Venator Materials Corporation (Spin-Off)
Venator Materials Corporation (NYSE: “VNTR”) is a leading global manufacturer and marketer of chemical products that improve the quality of life for downstream consumers and promote a sustainable future. The company’s products comprise a broad range of pigments and additives that bring color and vibrancy to buildings, protect and extend product life, and reduce energy consumption. The company markets products globally to a diversified group of industrial customers through two segments: Titanium Dioxide and Performance Additives. It is a leading global producer in many of the key product lines, including titanium dioxide, color pigments, functional additives, timber treatment and water treatment products. Venator operates 27 facilities, employ approximately 4,500 associates worldwide and sell products in more than 110 countries. For the twelve months ended December 31, 2016, Venator recorded pro-forma revenue and adjusted EBITDA of $2,139 million and $130 million respectively.

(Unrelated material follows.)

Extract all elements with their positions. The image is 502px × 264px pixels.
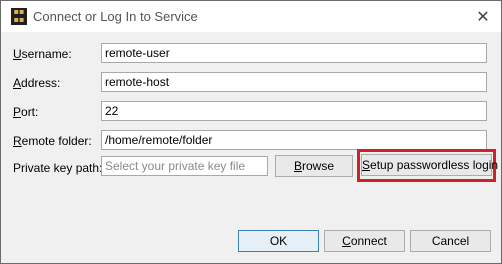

Clariant AG (Merging Entity)
Clariant AG (SIX: CLN) is a Switzerland-based producer of specialty chemicals. It operates through four business areas: Care Chemicals, Catalysis, Natural Resources, and Plastics and Coatings. The Care Chemicals business area produces ingredients for laundry detergents, fabric softeners, disinfectants and dishwashing detergents, as well as plasticizers, de-icing fluids for aircrafts and runways, and special solvents. The Catalysis business area offers a wide range of catalysts for the petrochemicals, plastics and refining industries. The Natural Resources business area provides products and services to the minerals and oil and mining industries. The Plastics and Coatings business area produces color and additive concentrates and performance solutions for plastics, flame retardants, polymer additives and waxes for functional effects in plastics, coatings, inks and other special applications, as well as organic pigments, pigment preparations and specialty dyes. For FY16, Clariant reported the total revenue of CHF 5,847 million and adjusted EBITDA of CHF 898 million or margin of 15.2%.